Una concentrazione insolita di 30 superpetroliere nel porto saudita di Yanbu segna l'inizio di un'operazione logistica su larga scala. Il blocco del traffico nel Golfo Persico, dopo attacchi iraniani, ha ridotto la produzione mondiale del 6% e ha collassato lo stoccaggio a terra. Questa flotta agisce come valvola di sfogo per portare il greggio sul mercato globale, evitando un'interruzione maggiore nell'approvvigionamento energetico.
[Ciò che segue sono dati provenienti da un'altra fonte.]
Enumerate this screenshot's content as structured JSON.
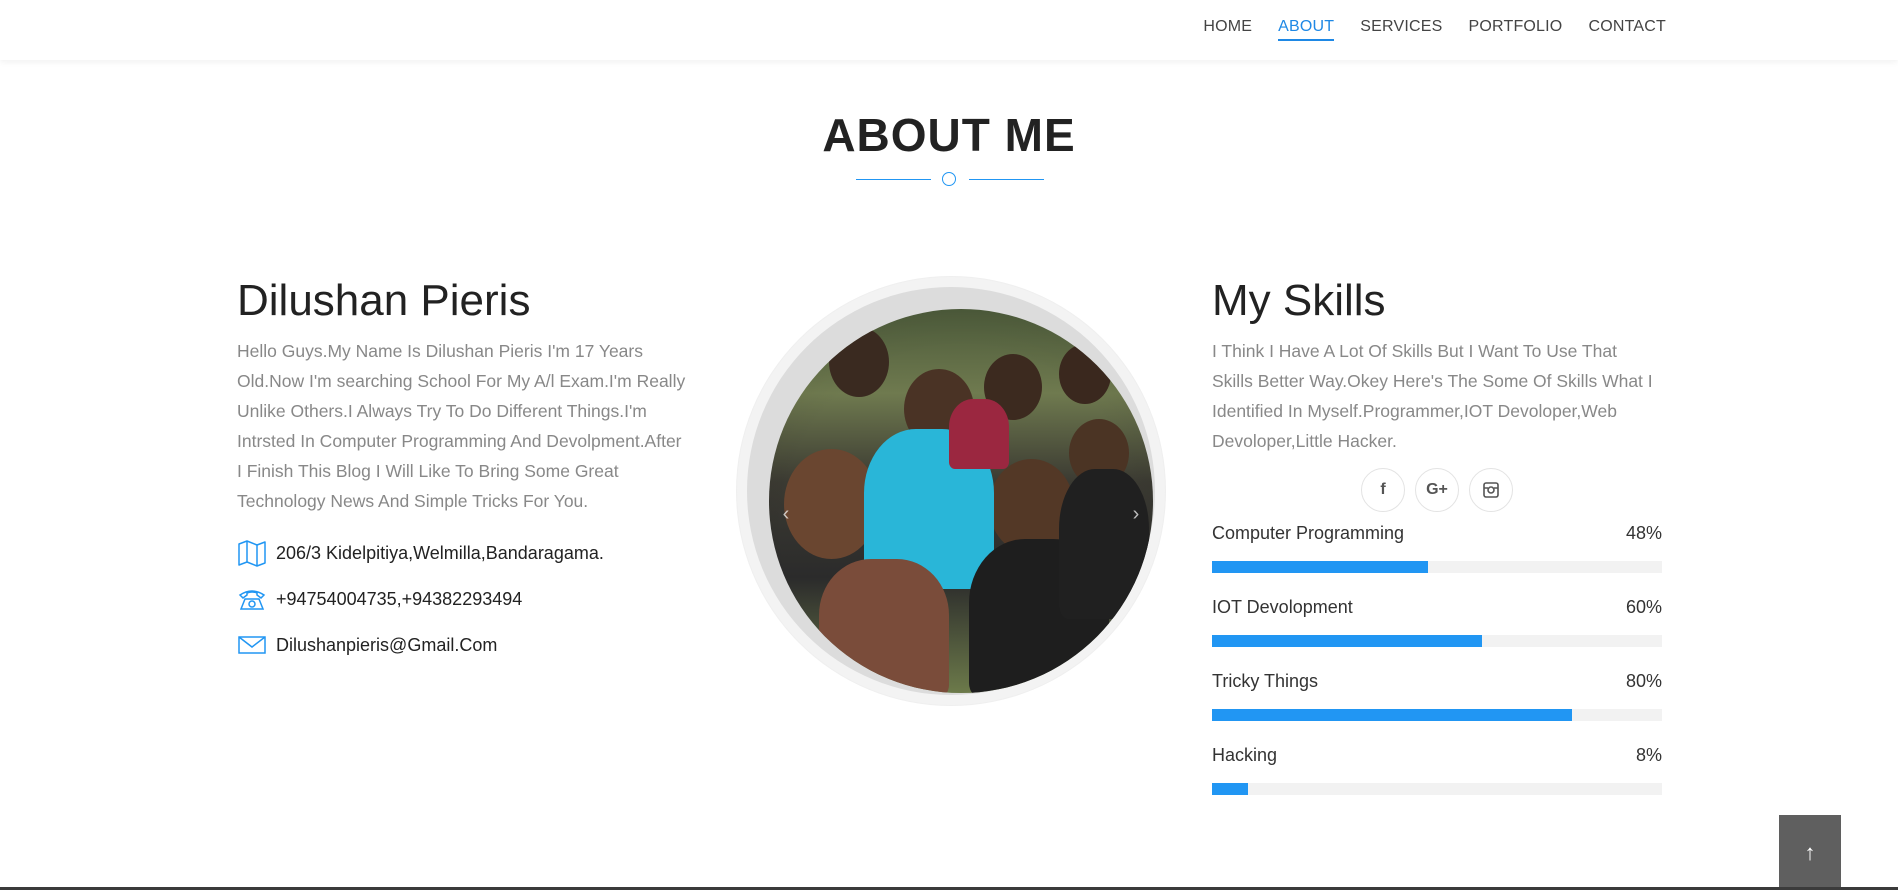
{
  "nav": {
    "items": [
      {
        "label": "HOME",
        "active": false
      },
      {
        "label": "ABOUT",
        "active": true
      },
      {
        "label": "SERVICES",
        "active": false
      },
      {
        "label": "PORTFOLIO",
        "active": false
      },
      {
        "label": "CONTACT",
        "active": false
      }
    ]
  },
  "section": {
    "title": "ABOUT ME"
  },
  "about": {
    "name": "Dilushan Pieris",
    "bio": "Hello Guys.My Name Is Dilushan Pieris I'm 17 Years Old.Now I'm searching School For My A/l Exam.I'm Really Unlike Others.I Always Try To Do Different Things.I'm Intrsted In Computer Programming And Devolpment.After I Finish This Blog I Will Like To Bring Some Great Technology News And Simple Tricks For You.",
    "contacts": [
      {
        "icon": "map-icon",
        "text": "206/3 Kidelpitiya,Welmilla,Bandaragama."
      },
      {
        "icon": "phone-icon",
        "text": "+94754004735,+94382293494"
      },
      {
        "icon": "mail-icon",
        "text": "Dilushanpieris@Gmail.Com"
      }
    ]
  },
  "slider": {
    "dot_count": 5,
    "active_dot": 1
  },
  "skills": {
    "heading": "My Skills",
    "intro": "I Think I Have A Lot Of Skills But I Want To Use That Skills Better Way.Okey Here's The Some Of Skills What I Identified In Myself.Programmer,IOT Devoloper,Web Devoloper,Little Hacker.",
    "social": [
      {
        "icon": "facebook-icon",
        "glyph": "f"
      },
      {
        "icon": "google-plus-icon",
        "glyph": "G+"
      },
      {
        "icon": "instagram-icon",
        "glyph": ""
      }
    ],
    "items": [
      {
        "name": "Computer Programming",
        "percent_label": "48%",
        "value": 48
      },
      {
        "name": "IOT Devolopment",
        "percent_label": "60%",
        "value": 60
      },
      {
        "name": "Tricky Things",
        "percent_label": "80%",
        "value": 80
      },
      {
        "name": "Hacking",
        "percent_label": "8%",
        "value": 8
      }
    ]
  },
  "colors": {
    "accent": "#2196f3",
    "nav_text": "#444444",
    "bio_text": "#888888"
  }
}
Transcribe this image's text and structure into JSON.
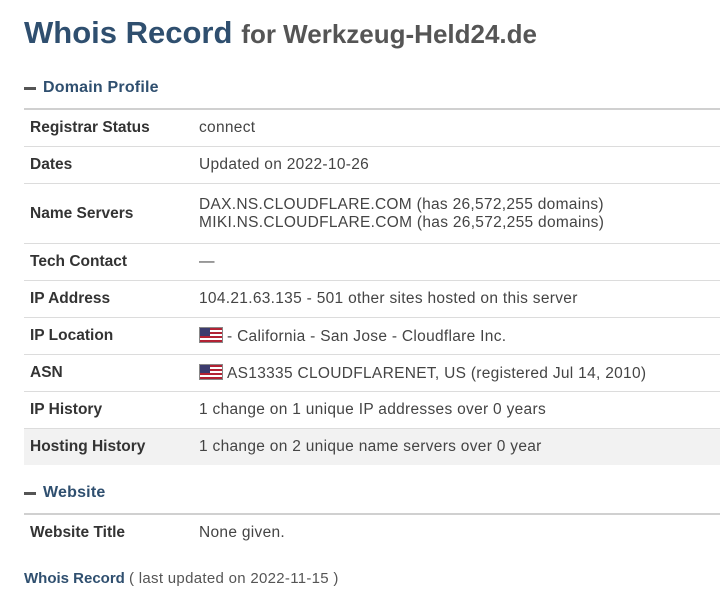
{
  "header": {
    "title": "Whois Record",
    "subtitle": "for Werkzeug-Held24.de"
  },
  "domain_profile": {
    "section_label": "Domain Profile",
    "rows": {
      "registrar_status": {
        "label": "Registrar Status",
        "value": "connect"
      },
      "dates": {
        "label": "Dates",
        "value": "Updated on 2022-10-26"
      },
      "name_servers": {
        "label": "Name Servers",
        "line1": "DAX.NS.CLOUDFLARE.COM (has 26,572,255 domains)",
        "line2": "MIKI.NS.CLOUDFLARE.COM (has 26,572,255 domains)"
      },
      "tech_contact": {
        "label": "Tech Contact",
        "value": "—"
      },
      "ip_address": {
        "label": "IP Address",
        "value": "104.21.63.135 - 501 other sites hosted on this server"
      },
      "ip_location": {
        "label": "IP Location",
        "value": "- California - San Jose - Cloudflare Inc.",
        "flag_icon": "us-flag-icon"
      },
      "asn": {
        "label": "ASN",
        "value": "AS13335 CLOUDFLARENET, US (registered Jul 14, 2010)",
        "flag_icon": "us-flag-icon"
      },
      "ip_history": {
        "label": "IP History",
        "value": "1 change on 1 unique IP addresses over 0 years"
      },
      "hosting_history": {
        "label": "Hosting History",
        "value": "1 change on 2 unique name servers over 0 year"
      }
    }
  },
  "website": {
    "section_label": "Website",
    "rows": {
      "website_title": {
        "label": "Website Title",
        "value": "None given."
      }
    }
  },
  "footer": {
    "label": "Whois Record",
    "note": "( last updated on 2022-11-15 )"
  },
  "colors": {
    "heading_blue": "#2f4f6f",
    "text": "#333333",
    "row_shade": "#f2f2f2"
  }
}
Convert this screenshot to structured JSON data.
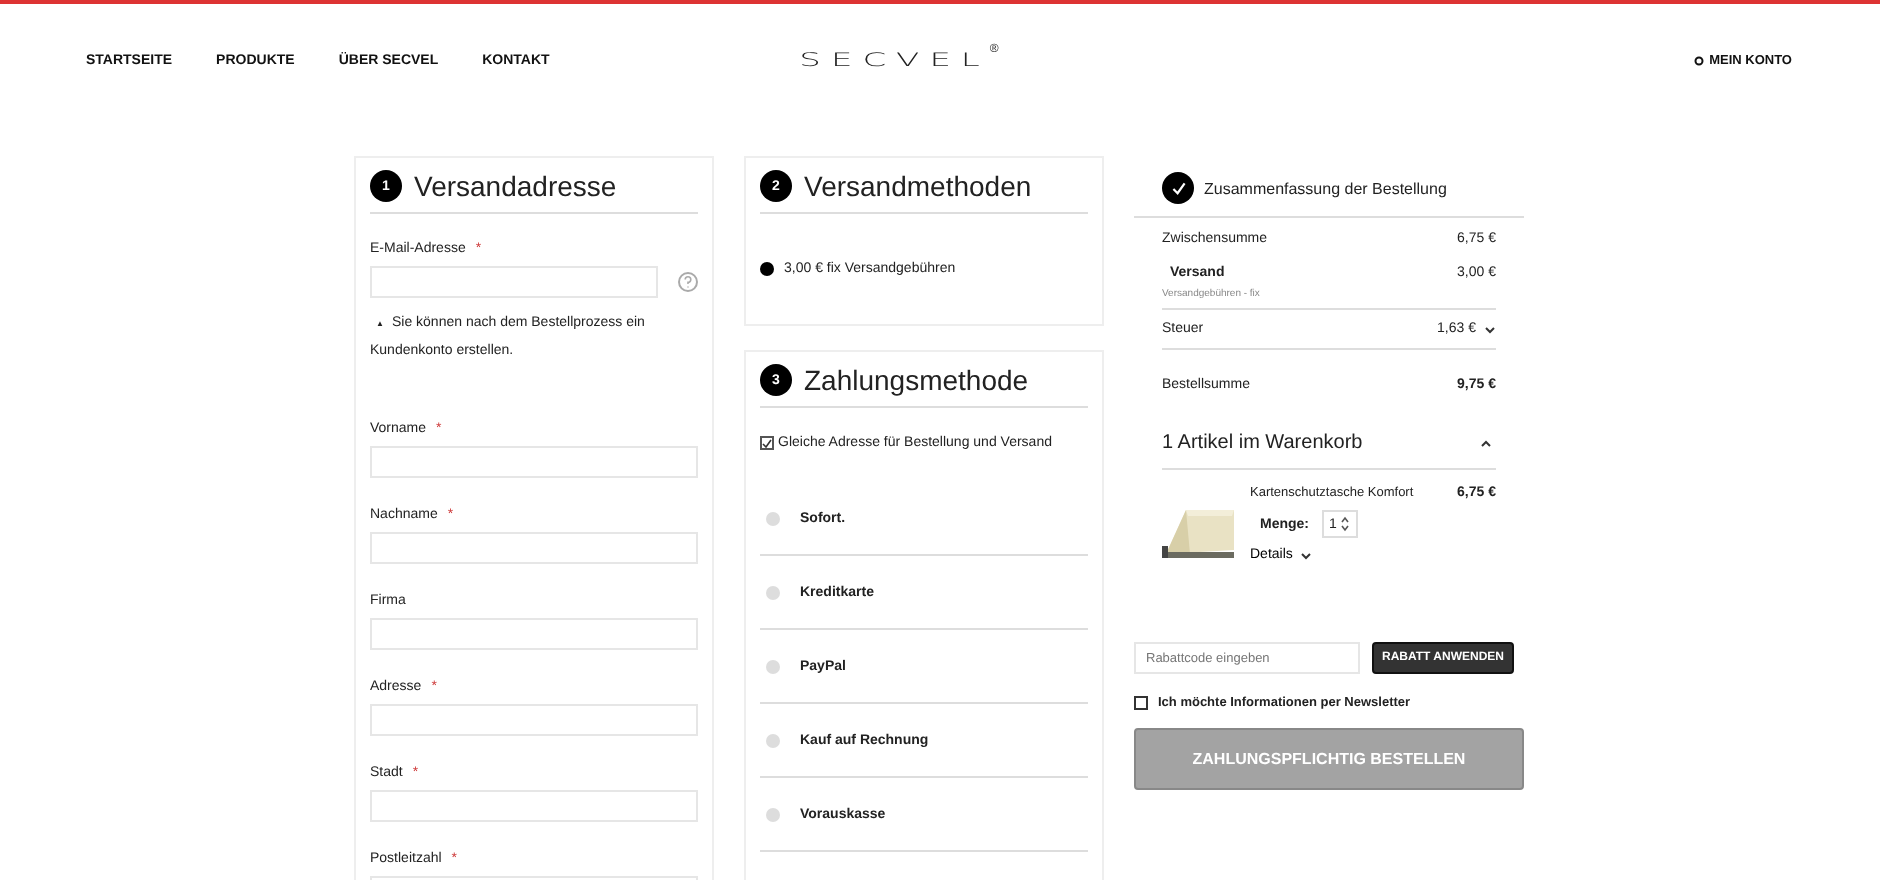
{
  "nav": {
    "links": [
      {
        "label": "STARTSEITE"
      },
      {
        "label": "PRODUKTE"
      },
      {
        "label": "ÜBER SECVEL"
      },
      {
        "label": "KONTAKT"
      }
    ],
    "logo": "SECVEL",
    "logo_mark": "®",
    "account": "MEIN KONTO"
  },
  "shipping_address": {
    "step": "1",
    "title": "Versandadresse",
    "fields": [
      {
        "label": "E-Mail-Adresse",
        "required_mark": "*",
        "help": true,
        "hint": "Sie können nach dem Bestellprozess ein Kundenkonto erstellen.",
        "hint_icon": "▲"
      },
      {
        "label": "Vorname",
        "required_mark": "*"
      },
      {
        "label": "Nachname",
        "required_mark": "*"
      },
      {
        "label": "Firma"
      },
      {
        "label": "Adresse",
        "required_mark": "*"
      },
      {
        "label": "Stadt",
        "required_mark": "*"
      },
      {
        "label": "Postleitzahl",
        "required_mark": "*"
      }
    ]
  },
  "shipping_methods": {
    "step": "2",
    "title": "Versandmethoden",
    "options": [
      {
        "label": "3,00 € fix Versandgebühren",
        "selected": true
      }
    ]
  },
  "payment": {
    "step": "3",
    "title": "Zahlungsmethode",
    "same_address": {
      "label": "Gleiche Adresse für Bestellung und Versand",
      "checked": true
    },
    "methods": [
      {
        "label": "Sofort.",
        "selected": false
      },
      {
        "label": "Kreditkarte",
        "selected": false
      },
      {
        "label": "PayPal",
        "selected": false
      },
      {
        "label": "Kauf auf Rechnung",
        "selected": false
      },
      {
        "label": "Vorauskasse",
        "selected": false
      }
    ]
  },
  "summary": {
    "title": "Zusammenfassung der Bestellung",
    "rows": [
      {
        "kind": "plain",
        "label": "Zwischensumme",
        "value": "6,75 €"
      },
      {
        "kind": "shipping",
        "label": "Versand",
        "value": "3,00 €",
        "note": "Versandgebühren - fix"
      },
      {
        "kind": "expandable",
        "label": "Steuer",
        "value": "1,63 €"
      },
      {
        "kind": "total",
        "label": "Bestellsumme",
        "value": "9,75 €"
      }
    ],
    "cart": {
      "title": "1 Artikel im Warenkorb",
      "expanded": true,
      "items": [
        {
          "name": "Kartenschutztasche Komfort",
          "price": "6,75 €",
          "qty_label": "Menge:",
          "qty": "1",
          "details": "Details"
        }
      ]
    },
    "coupon": {
      "placeholder": "Rabattcode eingeben",
      "button": "RABATT ANWENDEN"
    },
    "newsletter": {
      "label": "Ich möchte Informationen per Newsletter",
      "checked": false
    },
    "order_button": {
      "label": "ZAHLUNGSPFLICHTIG BESTELLEN",
      "disabled": true
    }
  }
}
Il oleodotto East-West, l'arteria che salva la situazione 🛢️
L'operazione è fattibile grazie all'oleodotto East-West dell'Arabia Saudita, un'infrastruttura chiave di 1.200 km che attraversa il deserto. Permette di pompare greggio dai giacimenti del Golfo fino alla costa del Mar Rosso a Yanbu, eludendo completamente la zona di conflitto. Con una capacità fino a 5 milioni di barili al giorno, questo sistema consente di caricare le navi in modo continuo, mantenendo un flusso costante verso i mercati asiatici nonostante il blocco.
Dalla padella del Golfo al fuoco di Bab al-Mandab ⚠️
La soluzione ha un punto cieco. Una volta caricate a Yanbu, questi giganti del mare devono affrontare lo stretto di Bab al-Mandab, dove gli Houthi hanno dichiarato zona di caccia. Così il greggio riesce a schivare un blocco per navigare verso un altro possibile attacco. È come cambiare fila in un ingorgo: ti muovi di qualche metro, ma alla fine resti bloccato, solo che ora con più auto intorno e il rischio che qualcuno ti bucchi la gomma.